Mirroring for external CI/CD repositories should not store OAuth token
From https://gitlab.com/gitlab-org/gitlab-ce/issues/55729, I'm not quite sure if external CI/CD repositories are storing the right credentials.
When I created a CI/CD repo, I noticed project.import_url
looked like:
https://RANDOM-40-CHARACTERS@github.com/stanhu/project.git
Note that the username
was RANDOM-40-CHARACTERS
and password was nil
:
[ gprd ] production> proj.import_data.credentials
=> {:user=>"RANDOM-40-CHARACTERS", :password=>nil}
This appears to be the OAuth2 token, which has an indefinite expiration date BUT will go invalid if more than 10 tokens are created (https://developer.github.com/apps/building-oauth-apps/authorizing-oauth-apps/#creating-multiple-tokens-for-oauth-apps). This means if a user attempts to import enough repositories, mirroring will fail for some repositories.
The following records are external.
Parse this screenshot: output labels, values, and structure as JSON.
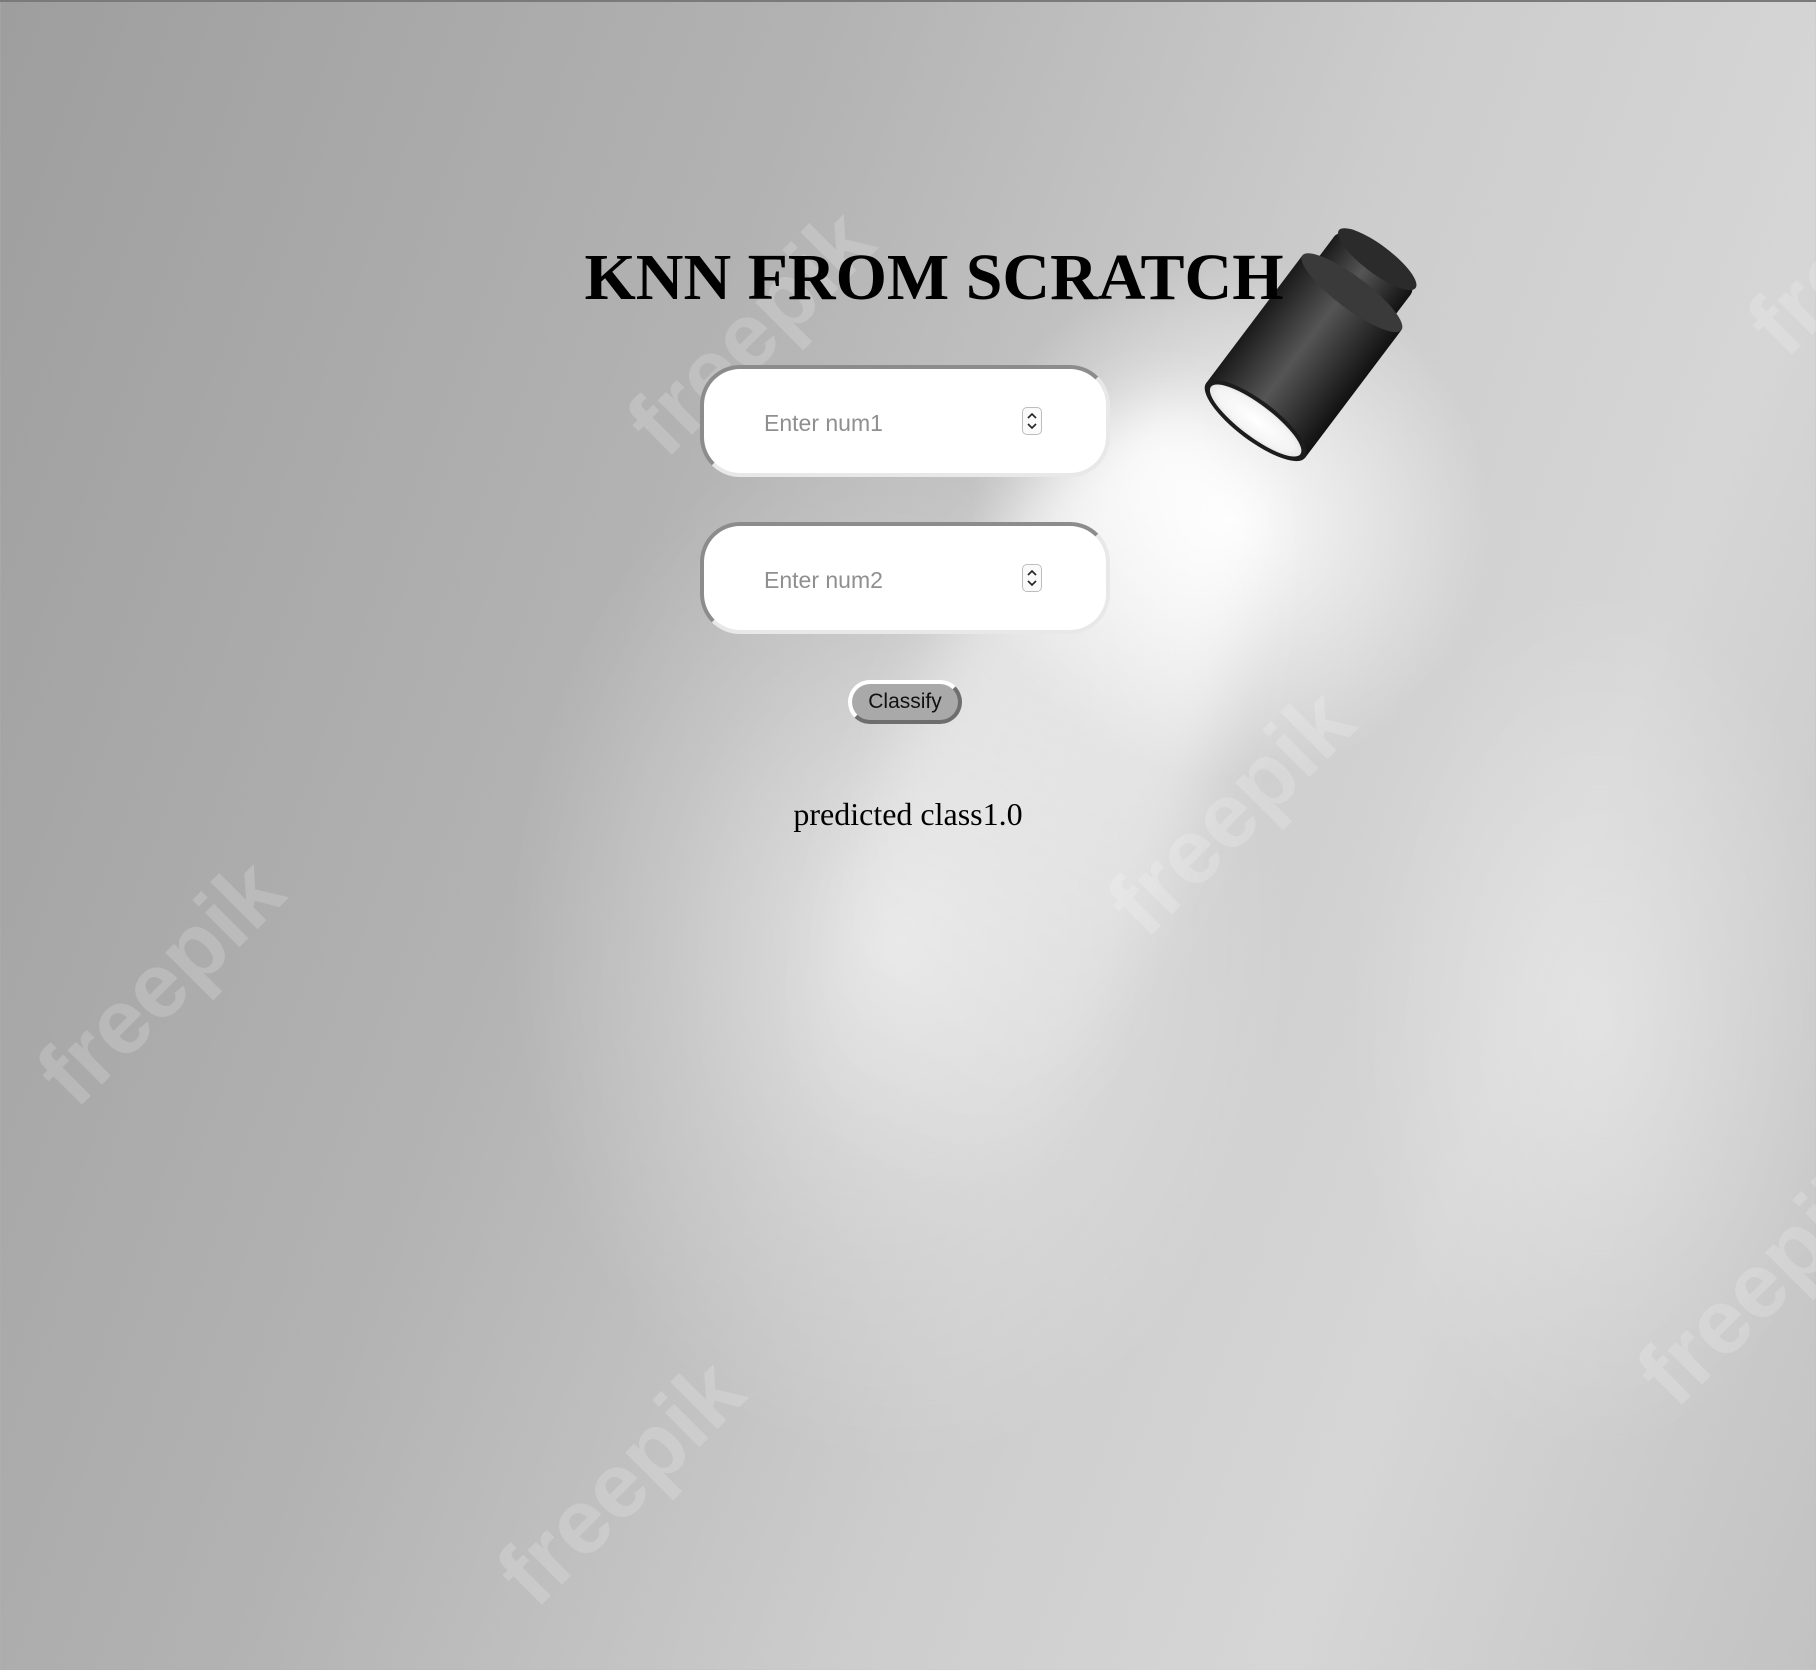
{
  "page": {
    "title": "KNN FROM SCRATCH"
  },
  "form": {
    "num1": {
      "placeholder": "Enter num1",
      "value": ""
    },
    "num2": {
      "placeholder": "Enter num2",
      "value": ""
    },
    "classify_label": "Classify"
  },
  "result": {
    "text": "predicted class1.0"
  },
  "background": {
    "watermark_text": "freepik",
    "decoration": "spotlight-lamp"
  },
  "colors": {
    "text": "#000000",
    "field_bg": "#ffffff",
    "button_bg": "#a9a9a9"
  },
  "icons": [
    "spotlight-lamp-icon",
    "spinner-arrows-icon"
  ]
}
Workaround: Go into the Repository settings, delete the pull mirror, and re-add credentials with a personal access token.
Solution
inject an additional step to ask for the PAT instead of the Oauth screen we currently use.
- limited container width
container-fluid container-limited limit-container-width
- breadcrumb
Authenticate with GitHub
- title
Authenticate with GitHub
- description
This will enable you to select repositories for mirroring.
- field
560px width
- field help text
560px width
Create a personal access token and provide it for authentication
links to https://help.github.com/en/articles/creating-a-personal-access-token-for-the-command-line - action bar
Cancel
andAuthenticate
note: We are keeping the first paragraph closer to the original text already inside of the existing page. @shampton Will take the first stab at that and put it up for merge request review. Otherwise, the changes are mostly centered around bringing it closer to be inline with other UI and the design system. The oauth section will be deleted.